Perhaps the most common ah-buttery being put about on social media by British nationalists who see their precious union collapse like a rotten fence is that the SNP did not win over 50% of the popular vote in this election. Neither did Boris Johnson, but that doesn’t stop him claiming that he has a mandate for the Brexit of his choosing. This was a General Election, not a referendum. If you want to apply a referendum’s rules to a General Election, I have some biodegradable straws for you to clutch at in order to save you from embarrassing yourself.
It is irrelevant to the outcome of another independence referendum that “only” 45% of the Scottish voting public who registered a vote voted for the SNP. The turnout in the referendum is likely to be far higher, and not everyone who votes for independence is going to vote SNP. We know from opinion polling that there’s a very large segment of Labour parrty supporters in Scotland who would vote for independence. You cannot conflate support for the SNP with support for independence. British nationalists just like to do so in order to make themselves feel better, and pretend to themselves that everyone who votes against the SNP is also voting against independence. It stops them from examining how rotten their fence is.

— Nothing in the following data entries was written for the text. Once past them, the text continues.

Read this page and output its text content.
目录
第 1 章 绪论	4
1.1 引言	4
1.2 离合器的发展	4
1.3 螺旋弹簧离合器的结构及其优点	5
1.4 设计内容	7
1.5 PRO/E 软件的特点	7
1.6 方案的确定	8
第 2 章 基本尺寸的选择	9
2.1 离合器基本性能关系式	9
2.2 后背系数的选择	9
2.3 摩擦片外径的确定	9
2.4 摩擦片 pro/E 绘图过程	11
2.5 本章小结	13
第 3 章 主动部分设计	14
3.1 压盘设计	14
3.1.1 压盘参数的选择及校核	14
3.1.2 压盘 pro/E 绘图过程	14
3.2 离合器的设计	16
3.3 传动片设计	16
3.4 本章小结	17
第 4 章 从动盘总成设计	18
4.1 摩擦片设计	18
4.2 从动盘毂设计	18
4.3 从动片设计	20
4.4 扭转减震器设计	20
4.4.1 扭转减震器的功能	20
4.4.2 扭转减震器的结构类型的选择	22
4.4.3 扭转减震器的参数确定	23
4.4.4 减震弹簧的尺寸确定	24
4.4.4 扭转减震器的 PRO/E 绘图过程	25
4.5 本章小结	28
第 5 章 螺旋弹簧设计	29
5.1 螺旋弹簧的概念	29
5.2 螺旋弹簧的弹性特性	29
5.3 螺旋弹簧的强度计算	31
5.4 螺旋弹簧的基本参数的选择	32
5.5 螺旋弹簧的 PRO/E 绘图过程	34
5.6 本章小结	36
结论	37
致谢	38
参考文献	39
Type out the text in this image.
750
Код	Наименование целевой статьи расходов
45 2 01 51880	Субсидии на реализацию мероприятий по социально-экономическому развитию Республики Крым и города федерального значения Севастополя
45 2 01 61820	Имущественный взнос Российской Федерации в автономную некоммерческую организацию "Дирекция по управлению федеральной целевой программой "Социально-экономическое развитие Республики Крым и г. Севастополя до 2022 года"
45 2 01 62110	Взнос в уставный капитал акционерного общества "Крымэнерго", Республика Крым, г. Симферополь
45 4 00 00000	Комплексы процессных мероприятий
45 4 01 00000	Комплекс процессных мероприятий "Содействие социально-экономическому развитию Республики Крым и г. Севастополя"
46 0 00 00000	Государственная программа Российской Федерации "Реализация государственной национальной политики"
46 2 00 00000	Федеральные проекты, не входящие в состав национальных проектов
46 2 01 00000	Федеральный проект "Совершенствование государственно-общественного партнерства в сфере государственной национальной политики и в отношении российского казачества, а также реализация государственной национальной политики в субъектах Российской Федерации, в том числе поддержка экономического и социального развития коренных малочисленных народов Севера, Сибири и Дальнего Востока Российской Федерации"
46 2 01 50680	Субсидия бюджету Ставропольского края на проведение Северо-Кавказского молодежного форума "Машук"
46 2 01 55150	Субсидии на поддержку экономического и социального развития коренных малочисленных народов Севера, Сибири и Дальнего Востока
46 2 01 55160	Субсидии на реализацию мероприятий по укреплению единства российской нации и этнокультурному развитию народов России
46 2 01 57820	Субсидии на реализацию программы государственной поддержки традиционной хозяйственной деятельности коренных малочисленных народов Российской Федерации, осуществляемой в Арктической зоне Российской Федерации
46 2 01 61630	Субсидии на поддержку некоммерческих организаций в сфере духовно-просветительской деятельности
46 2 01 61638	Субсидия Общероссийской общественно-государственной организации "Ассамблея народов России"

By Westminster’s own rules, the SNP won this election handsomely, and their victory was far more convincing than Boris Johnson’s supposed landslide. Boris Johnson won 43.6% of the popular vote on a turnout of 67.3%. The SNP won 45.0% on a turnout of 68.1%. Boris Johnson was 11.5% ahead of his nearest rivals in the popular vote. The SNP was 19.9% ahead of its nearest rivals in the popular vote. Boris Johnson won 56.2% of UK seats. The SNP won 81.4% of seats in Scotland. If Boris Johnson has a mandate for Brexit, the SNP has an even stronger mandate for another independence referendum, and moreover this is the fourth mandate for another referendum that has been won by the SNP.
For all their bravado, braggadocio, and bragging, British nationalists in Scotland are terrified. They know that Thursday’s election was a dreadful one for unionism, that it signalled a divergence in views between Scotland and the rest of the UK that cannot be bridged by nawbaggery and a refusal to engage. You can’t run a Union on saying no. You can’t maintain a partnership when one partner insists that it has a veto over whether the other can decide if it wishes to remain in the partnership. All that Boris Johnson’s refusals will achieve is to make the vote for yes even greater when Scotland finally has its say. And make no mistake, Scotland will have its say one way or another. The UK is a rotten fence. We’re pushing against it.